The fact that one door is wrong is not really new information because you already knew that one of the two doors was going to be wrong... and the host DOESN'T open the doors randomly.

Farmageddon said: LuisPacheco said: Hi, first let me start by reintroducing myself. I'm the poster formerly known as LuStaysTru. Lost my password.....I came back just for this lol Well anyways, I believe this to be what is called the "Gambler's Fallcy". The odds in fact do not change. From wiki: Now suppose that we have just tossed four heads in a row, so that if the next coin toss were also to come up heads, it would complete a run of five successive heads. Since the probability of a run of five successive heads is only 1⁄32 (one in thirty-two), a believer in the gambler's fallacy might believe that this next flip is less likely to be heads than to be tails. However, this is not correct, and is a manifestation of the gambler's fallacy; the event of 5 heads in a row and the event of "first 4 heads, then a tails" are equally likely, each having probability 1⁄32. Given the first four rolls turn up heads, the probability that the next toss is a head is in fact, . While a run of five heads is only 1⁄32 = 0.03125, it is only that before the coin is first tossed. After the first four tosses the results are no longer unknown, so their probabilities are 1. Reasoning that it is more likely that the next toss will be a tail than a head due to the past tosses, that a run of luck in the past somehow influences the odds in the future, is the fallacy. It's not really the same thing. When Monty opens a door, he knows what he's doing. Say you aways keep the door you first chose. It would be the same thing as just choosing a door and seeing if it has the car. What are the odss of choosing the right one between the trhee doors? 1/3. So if you decide to always keep your door, your chances of winning are 1/3. Now since always changing your door is complementary to that, it gives you 2/3 of getting the car. EDIT: Take a look at this: http://www.andafter.org/images/album/design-grafico/infograficos/Monty_Hall_a.GIF

Hah, that graph reminds me of the year I was on my Junior Highschool math club.

Even though I wrote that the host CLOSES every other door instead of OPENING them ? ^^

Yes, even depsite that. You're good!

Ok, let's rework this a bit.  Let's say instead of doors, there are three boxes that are identical.  You can either keep your first pick, which was 1/3 chance of winning, or give up the box you picked, they get shuffled, and one without the prize in it, is removed.  You then pick one of the two remaining boxes.  Do you do this or not?

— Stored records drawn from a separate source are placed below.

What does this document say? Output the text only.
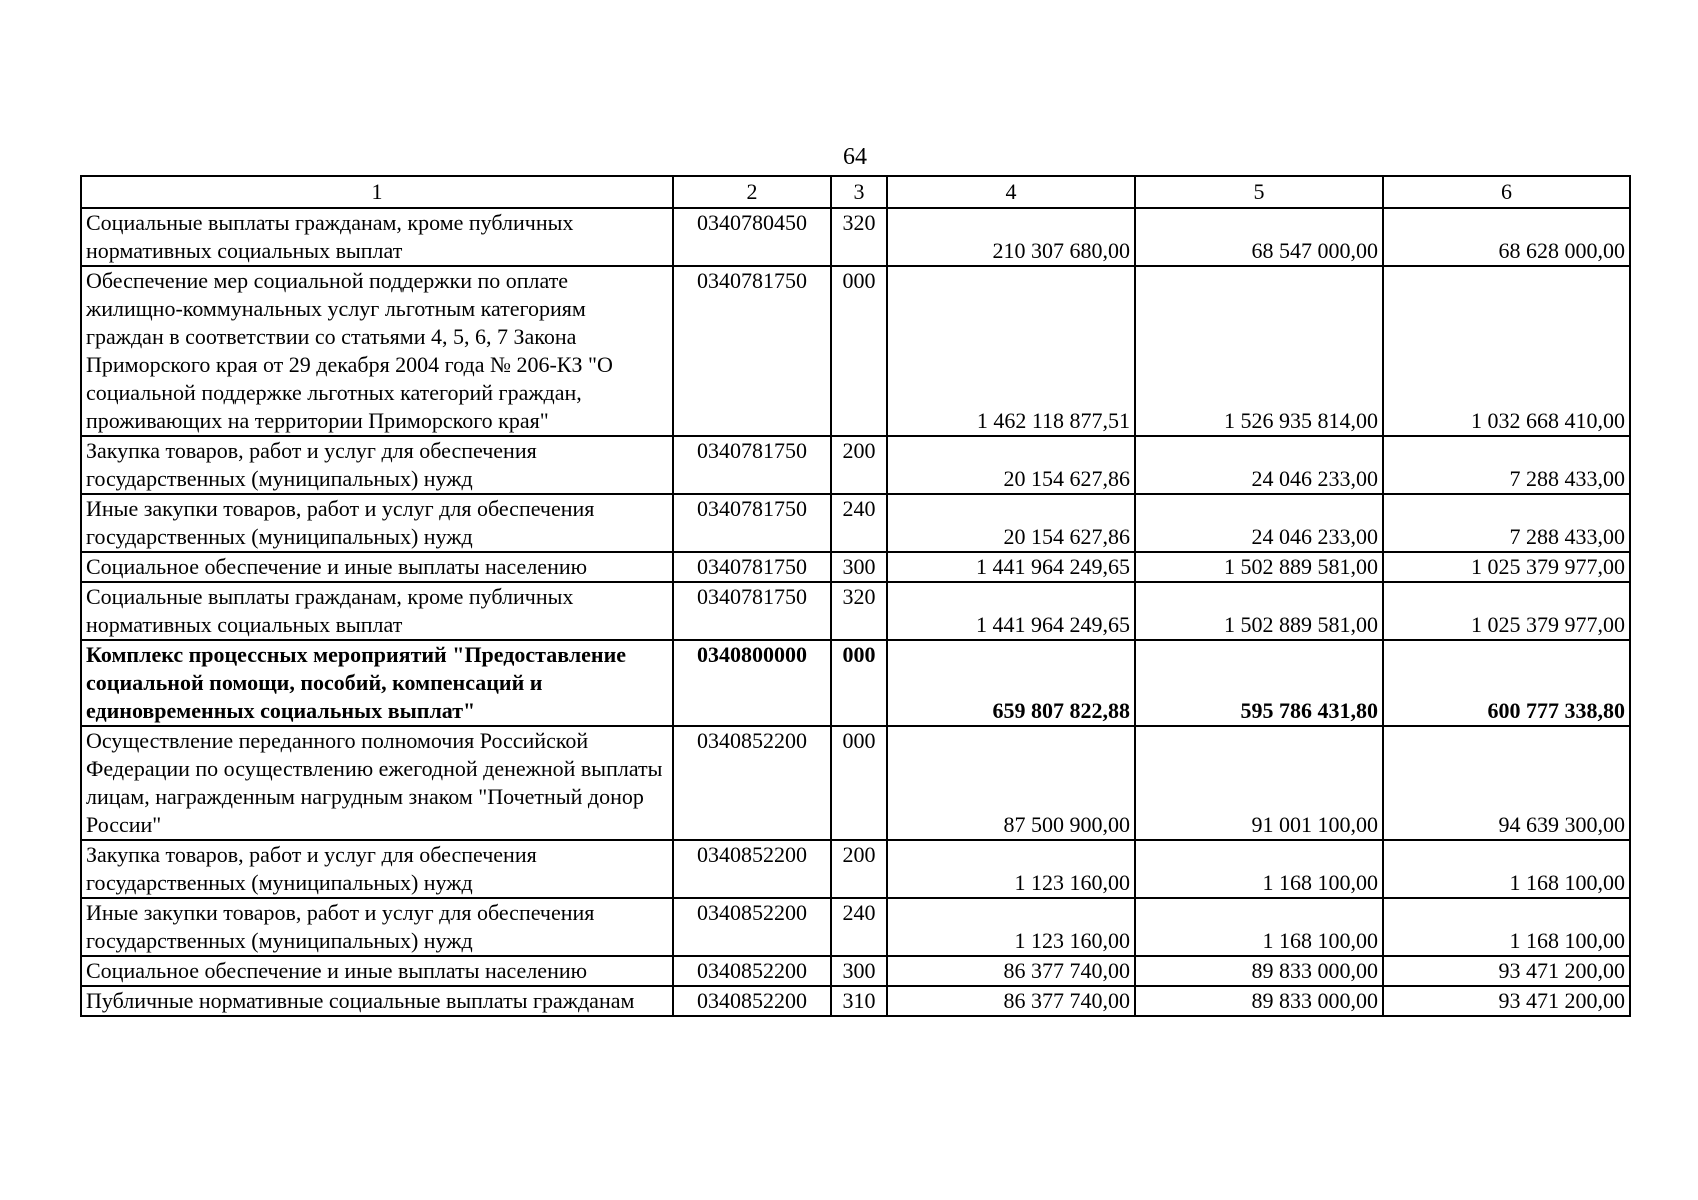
64
1	2	3	4	5	6
Социальные выплаты гражданам, кроме публичных нормативных социальных выплат	0340780450	320	210 307 680,00	68 547 000,00	68 628 000,00
Обеспечение мер социальной поддержки по оплате жилищно-коммунальных услуг льготным категориям граждан в соответствии со статьями 4, 5, 6, 7 Закона Приморского края от 29 декабря 2004 года № 206-КЗ "О социальной поддержке льготных категорий граждан, проживающих на территории Приморского края"	0340781750	000	1 462 118 877,51	1 526 935 814,00	1 032 668 410,00
Закупка товаров, работ и услуг для обеспечения государственных (муниципальных) нужд	0340781750	200	20 154 627,86	24 046 233,00	7 288 433,00
Иные закупки товаров, работ и услуг для обеспечения государственных (муниципальных) нужд	0340781750	240	20 154 627,86	24 046 233,00	7 288 433,00
Социальное обеспечение и иные выплаты населению	0340781750	300	1 441 964 249,65	1 502 889 581,00	1 025 379 977,00
Социальные выплаты гражданам, кроме публичных нормативных социальных выплат	0340781750	320	1 441 964 249,65	1 502 889 581,00	1 025 379 977,00
Комплекс процессных мероприятий "Предоставление социальной помощи, пособий, компенсаций и единовременных социальных выплат"	0340800000	000	659 807 822,88	595 786 431,80	600 777 338,80
Осуществление переданного полномочия Российской Федерации по осуществлению ежегодной денежной выплаты лицам, награжденным нагрудным знаком "Почетный донор России"	0340852200	000	87 500 900,00	91 001 100,00	94 639 300,00
Закупка товаров, работ и услуг для обеспечения государственных (муниципальных) нужд	0340852200	200	1 123 160,00	1 168 100,00	1 168 100,00
Иные закупки товаров, работ и услуг для обеспечения государственных (муниципальных) нужд	0340852200	240	1 123 160,00	1 168 100,00	1 168 100,00
Социальное обеспечение и иные выплаты населению	0340852200	300	86 377 740,00	89 833 000,00	93 471 200,00
Публичные нормативные социальные выплаты гражданам	0340852200	310	86 377 740,00	89 833 000,00	93 471 200,00
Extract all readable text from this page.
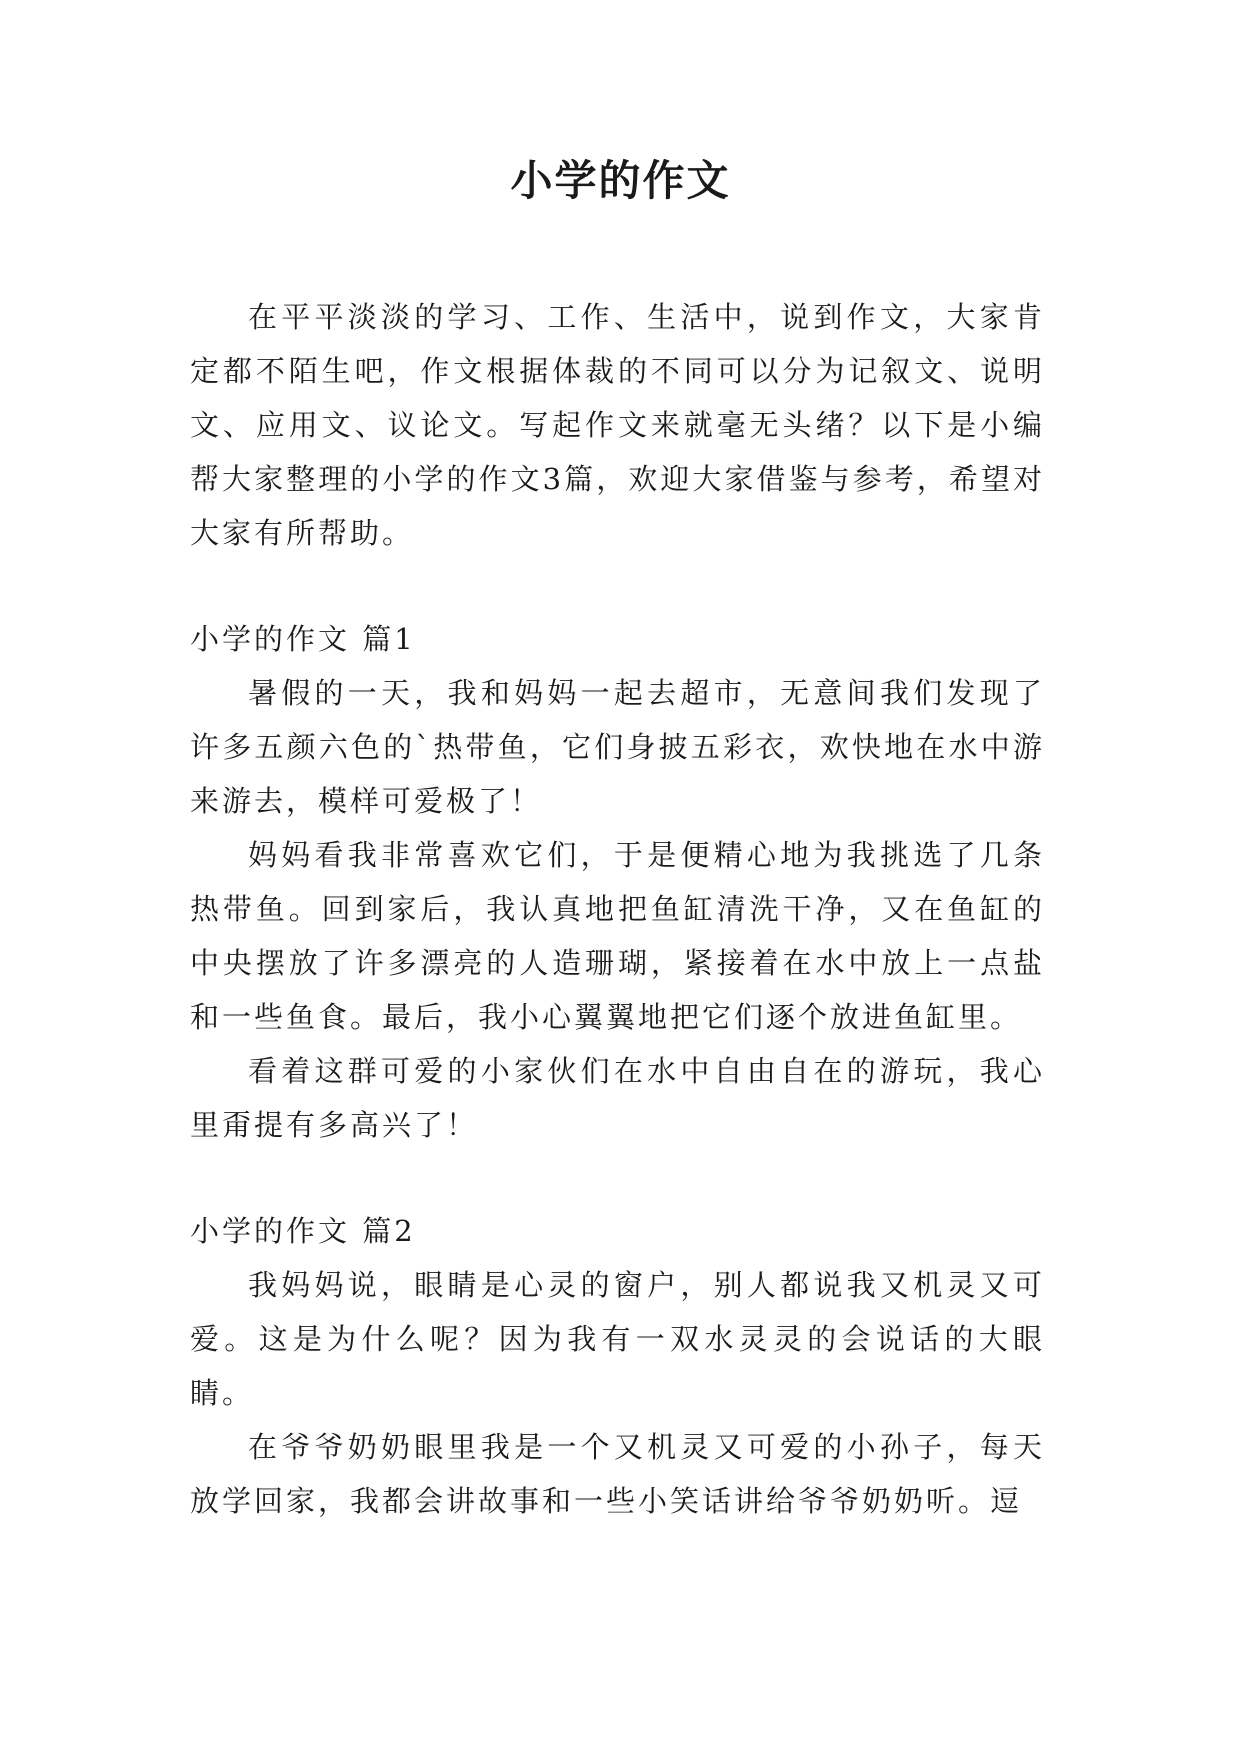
小学的作文

在平平淡淡的学习、工作、生活中，说到作文，大家肯定都不陌生吧，作文根据体裁的不同可以分为记叙文、说明文、应用文、议论文。写起作文来就毫无头绪？以下是小编帮大家整理的小学的作文3篇，欢迎大家借鉴与参考，希望对大家有所帮助。

小学的作文 篇1

暑假的一天，我和妈妈一起去超市，无意间我们发现了许多五颜六色的`热带鱼，它们身披五彩衣，欢快地在水中游来游去，模样可爱极了！

妈妈看我非常喜欢它们，于是便精心地为我挑选了几条热带鱼。回到家后，我认真地把鱼缸清洗干净，又在鱼缸的中央摆放了许多漂亮的人造珊瑚，紧接着在水中放上一点盐和一些鱼食。最后，我小心翼翼地把它们逐个放进鱼缸里。

看着这群可爱的小家伙们在水中自由自在的游玩，我心里甭提有多高兴了！

小学的作文 篇2

我妈妈说，眼睛是心灵的窗户，别人都说我又机灵又可爱。这是为什么呢？因为我有一双水灵灵的会说话的大眼睛。

在爷爷奶奶眼里我是一个又机灵又可爱的小孙子，每天放学回家，我都会讲故事和一些小笑话讲给爷爷奶奶听。逗
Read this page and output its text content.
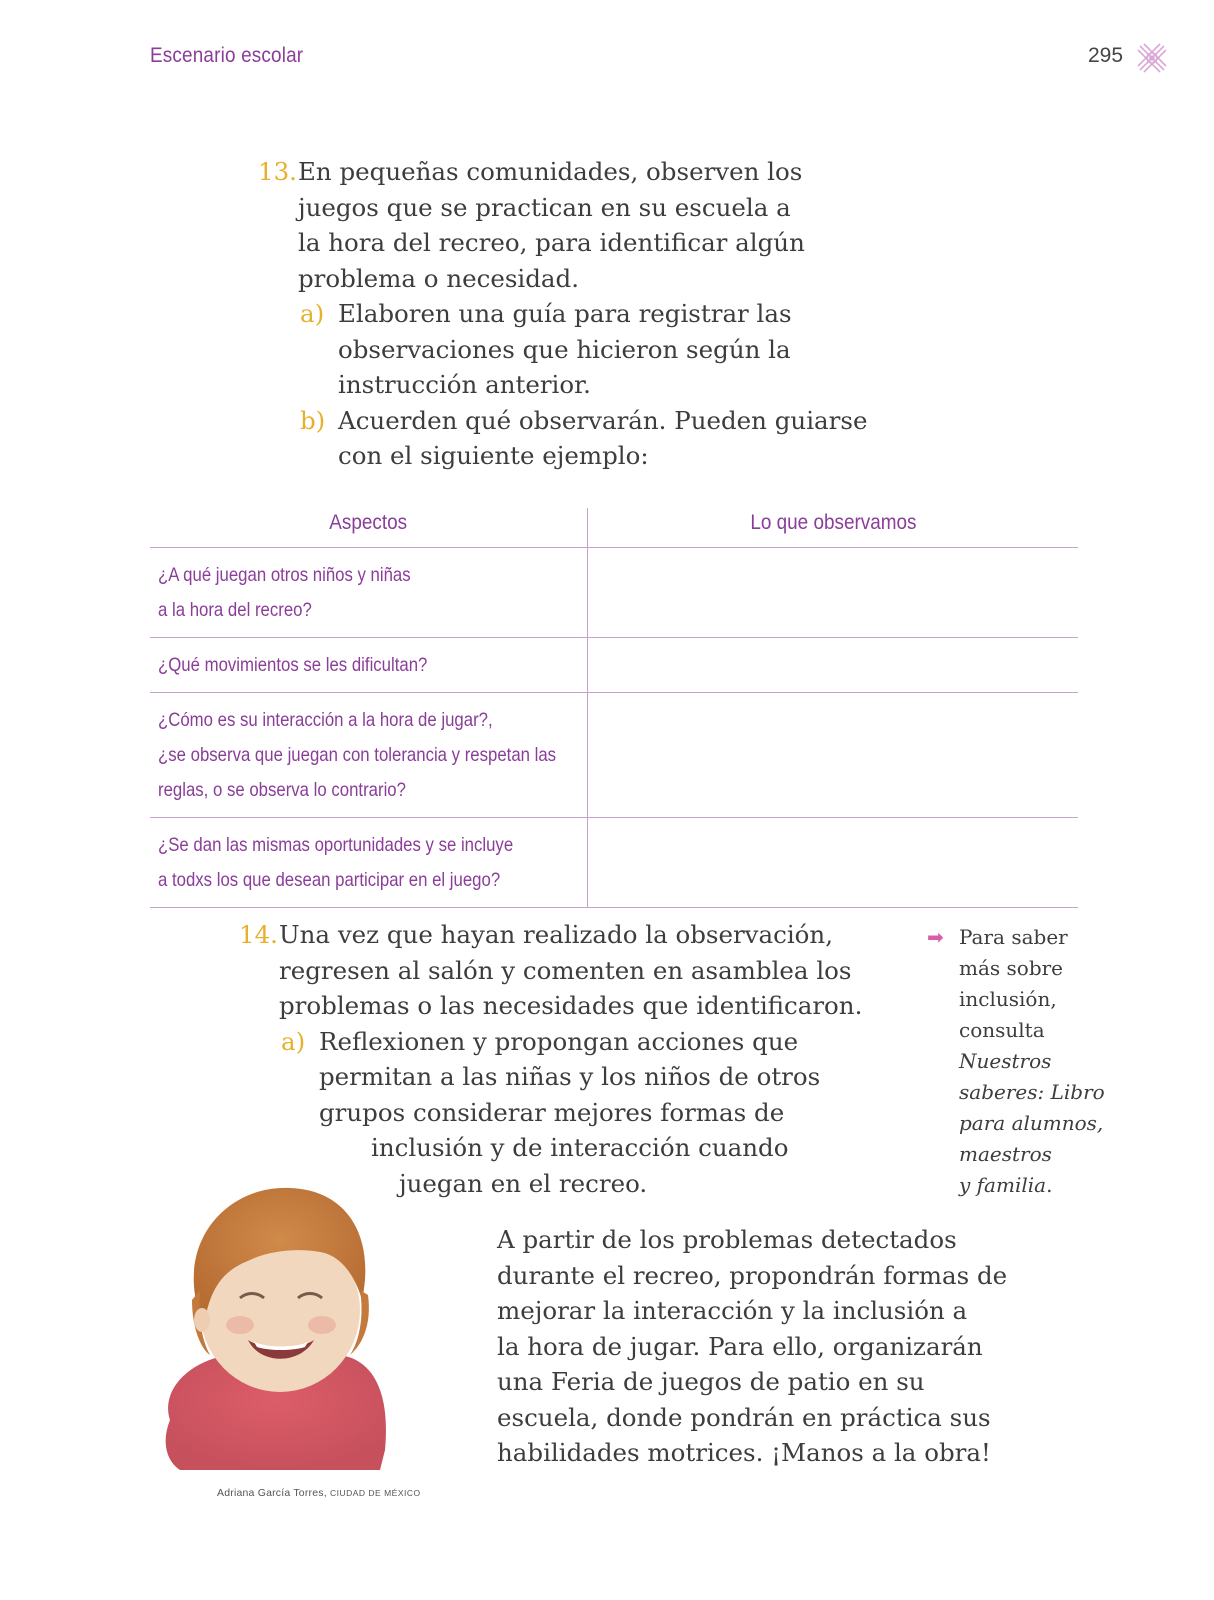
Escenario escolar	295
13. En pequeñas comunidades, observen los
juegos que se practican en su escuela a
la hora del recreo, para identificar algún
problema o necesidad.

a) Elaboren una guía para registrar las
observaciones que hicieron según la
instrucción anterior.
b) Acuerden qué observarán. Pueden guiarse
con el siguiente ejemplo:
Aspectos	Lo que observamos
¿A qué juegan otros niños y niñas
a la hora del recreo?
¿Qué movimientos se les dificultan?
¿Cómo es su interacción a la hora de jugar?,
¿se observa que juegan con tolerancia y respetan las
reglas, o se observa lo contrario?
¿Se dan las mismas oportunidades y se incluye
a todxs los que desean participar en el juego?
14. Una vez que hayan realizado la observación,
regresen al salón y comenten en asamblea los
problemas o las necesidades que identificaron.

a) Reflexionen y propongan acciones que
permitan a las niñas y los niños de otros
grupos considerar mejores formas de
inclusión y de interacción cuando
juegan en el recreo.
➡ Para saber
más sobre
inclusión,
consulta
Nuestros
saberes: Libro
para alumnos,
maestros
y familia.
Adriana García Torres, CIUDAD DE MÉXICO
A partir de los problemas detectados
durante el recreo, propondrán formas de
mejorar la interacción y la inclusión a
la hora de jugar. Para ello, organizarán
una Feria de juegos de patio en su
escuela, donde pondrán en práctica sus
habilidades motrices. ¡Manos a la obra!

In this case, the repicking makes the odds 1/2 of being a winner, as opposed to 1 out 3.  So, I would say you do that.  I understand this to be this way, because the conditions when picking have been reset so it is like a different choice.  The odds are set based on the conditions that were around when the person picked.  These odds do remain consistent.  However, if things change in the environment to the OTHER choices, and those conditions improve, it is possible to get something more favorable by switching.

I think with boxes you can explain it like that:

Pick your box - you can keep this box OR you can instead take all the other boxes.

This is a good analogy.

If you decide beforehand to keep your door, you're essentially negating all the rest of the problem (since it'll make no difference) adn will have the same odds of winning as you had of picking it right at first.

Now, if you decide beforehand to switch, you'll win as long as you don't pick the winning door at first. So your odds are complementary to those of picking it right at first.

It's the chance of the one you choose being right against the chance of any other one being right.